Não entenderam? Bem, é um pouco difícil mesmo. Mas o desfile impressionou pelas estampas sugerindo peixes, lagartos, cobras, besouros e outros bichos. E pelos sapatos feitos de madeira e recobertos com couro de cobra, pedrarias ou retalhos de metal, tudo feito a mão, na Itália. Guardadas as proporções, lembram na forma e no desconforto os sapatinhos que cobriam os pés minúsculos das chinesas de antigamente. No tempo (até o começo do século passado) em que ser mulher de elite exigia pés de boneca, a partir dos 3 anos as chinesinhas tinham os dedos quebrados e dobrados para a sola e o arco fraturado na mesma direção; tudo era envolto em ataduras apertadíssimas e, assim, em meio a dores excruciantes, os pés se atrofiavam em um terço do tamanho normal – o ideal eram inimagináveis 8 centímetros. Naturalmente, não podiam dar mais do que alguns minúsculos passos. No "sapato-tatu" de McQueen, os pés ficam em posição normal sobre um salto de 10,5 centímetros; incorporando-se o arcabouço externo e sua vertiginosa plataforma, as modelos andaram sobre uma estrutura de 24 centímetros de altura (quase uma VEJA de pé).
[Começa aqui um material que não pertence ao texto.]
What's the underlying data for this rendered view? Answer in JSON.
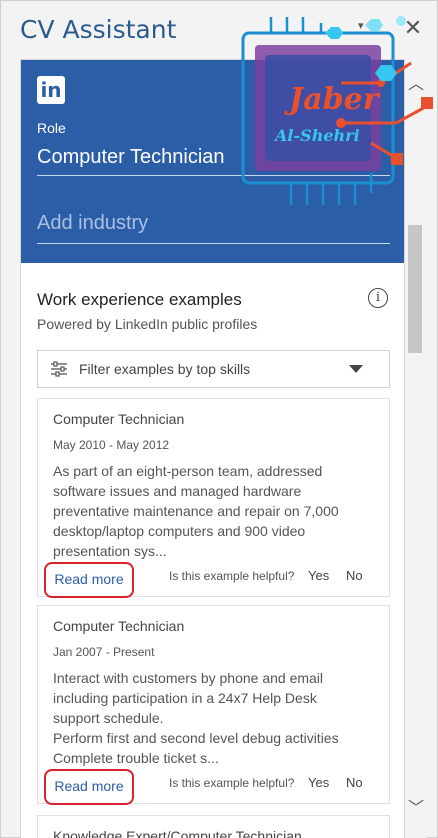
{
  "window": {
    "title": "CV Assistant",
    "close_glyph": "✕"
  },
  "hero": {
    "logo_text": "in",
    "role_label": "Role",
    "role_value": "Computer Technician",
    "industry_placeholder": "Add industry"
  },
  "watermark": {
    "text_line1": "Jaber",
    "text_line2": "Al-Shehri"
  },
  "section": {
    "title": "Work experience examples",
    "powered_by": "Powered by LinkedIn public profiles",
    "info_glyph": "i"
  },
  "filter": {
    "label": "Filter examples by top skills"
  },
  "cards": [
    {
      "title": "Computer Technician",
      "dates": "May 2010 - May 2012",
      "body": "As part of an eight-person team, addressed\nsoftware issues and managed hardware\npreventative maintenance and repair on 7,000\ndesktop/laptop computers and 900 video\npresentation sys...",
      "read_more": "Read more",
      "helpful_question": "Is this example helpful?",
      "yes": "Yes",
      "no": "No"
    },
    {
      "title": "Computer Technician",
      "dates": "Jan 2007 - Present",
      "body": "Interact with customers by phone and email\nincluding participation in a 24x7 Help Desk\nsupport schedule.\nPerform first and second level debug activities\nComplete trouble ticket s...",
      "read_more": "Read more",
      "helpful_question": "Is this example helpful?",
      "yes": "Yes",
      "no": "No"
    },
    {
      "title": "Knowledge Expert/Computer Technician"
    }
  ],
  "colors": {
    "hero_bg": "#2c5ea8",
    "title_color": "#2b5b8c",
    "highlight_red": "#d9232e",
    "link_blue": "#2c5ea8"
  },
  "icons": {
    "close": "close-icon",
    "info": "info-icon",
    "filter": "sliders-icon",
    "dropdown": "chevron-down-icon",
    "scroll_up": "chevron-up-icon",
    "scroll_down": "chevron-down-icon"
  }
}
Igualmente nas alturas, mas com muito mais delicadeza e frescor, as sandálias da coleção da Valentino exibiam arranjos de renda e tule preparados por um mestre improvável: Philip Treacy, o chapeleiro da moda na Inglaterra, em sua primeira – e muito criativa – incursão meridional. Nenhuma das criações mais arrojadas chegará às lojas. "Vamos ter uma coleção comercial inspirada nas cores e no tema. Mas o estilo será mais usável", informa a direção da grife McQueen. Caso contrário, as usuárias teriam de andar de liteira, como as chinesas de antigamente.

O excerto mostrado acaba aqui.